Greater Manchester Police launched the investigation after Tory deputy chairman James Daly urged them twice to do so following claims by her former neighbours which appeared to contradict Ms Rayner’s explanation for her living arrangements a decade ago.
Mr Daly claims she may have made a false declaration about where she was living on the electoral register, though Ms Rayner denies any wrongdoing.
Asked about the conflicting accounts, shadow defence secretary John Healey told Times Radio: “That will be for the police to look at but Angela wants to draw a line on this... She has Keir Starmer’s full support.”
Before being elected to Parliament, Ms Rayner is understood to have used the Right to Buy scheme in 2007 to purchase her former council home in Vicarage Road, Stockport.
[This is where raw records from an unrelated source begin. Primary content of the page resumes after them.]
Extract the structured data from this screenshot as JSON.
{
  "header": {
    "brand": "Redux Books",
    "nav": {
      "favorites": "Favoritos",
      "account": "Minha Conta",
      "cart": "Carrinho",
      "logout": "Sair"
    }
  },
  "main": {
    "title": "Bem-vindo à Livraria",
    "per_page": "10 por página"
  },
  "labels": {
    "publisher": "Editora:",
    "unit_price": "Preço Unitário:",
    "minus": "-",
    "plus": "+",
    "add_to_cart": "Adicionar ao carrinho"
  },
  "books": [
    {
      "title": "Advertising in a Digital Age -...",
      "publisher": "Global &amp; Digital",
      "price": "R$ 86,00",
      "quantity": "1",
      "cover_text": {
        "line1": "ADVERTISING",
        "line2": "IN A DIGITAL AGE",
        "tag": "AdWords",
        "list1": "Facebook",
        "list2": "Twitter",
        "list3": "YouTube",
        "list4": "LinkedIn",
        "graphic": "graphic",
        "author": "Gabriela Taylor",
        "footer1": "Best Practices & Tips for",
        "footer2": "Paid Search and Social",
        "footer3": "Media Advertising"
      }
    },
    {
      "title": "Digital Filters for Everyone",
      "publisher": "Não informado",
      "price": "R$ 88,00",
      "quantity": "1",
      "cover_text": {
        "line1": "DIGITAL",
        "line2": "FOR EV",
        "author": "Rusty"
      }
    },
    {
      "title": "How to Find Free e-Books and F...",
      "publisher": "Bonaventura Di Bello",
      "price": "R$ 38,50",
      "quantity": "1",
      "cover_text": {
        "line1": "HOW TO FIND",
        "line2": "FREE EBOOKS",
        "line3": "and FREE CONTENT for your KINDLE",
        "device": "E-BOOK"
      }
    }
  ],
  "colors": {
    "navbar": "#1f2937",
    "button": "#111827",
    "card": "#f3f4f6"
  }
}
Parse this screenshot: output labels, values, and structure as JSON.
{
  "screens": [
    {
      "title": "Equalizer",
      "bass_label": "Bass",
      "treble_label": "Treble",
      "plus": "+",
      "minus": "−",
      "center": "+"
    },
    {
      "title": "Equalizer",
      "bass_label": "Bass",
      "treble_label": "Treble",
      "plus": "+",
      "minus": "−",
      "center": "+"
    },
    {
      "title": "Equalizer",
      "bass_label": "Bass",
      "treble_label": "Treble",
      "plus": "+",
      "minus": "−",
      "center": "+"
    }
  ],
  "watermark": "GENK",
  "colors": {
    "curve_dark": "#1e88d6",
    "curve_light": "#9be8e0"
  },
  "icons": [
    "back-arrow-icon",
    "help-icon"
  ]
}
In 2010, she married Mark Rayner and they re-registered the births of their two sons, providing Mr Rayner’s address. But Ms Rayner is understood to have remained on the electoral roll at Vicarage Road until 2015, when she sold the house.
She has faced questions from the Tories over whether she should have paid capital gains tax on the sale, whether it was her principal residence or not, and if she made a false declaration about where she was living on the electoral register.
But prosecutions for providing a false address on the electoral roll have a time limit of two years after the alleged offence.
Police initially said they would not be investigating the allegations against Ms Rayner, but changed their stance after a second complaint from Mr Daly.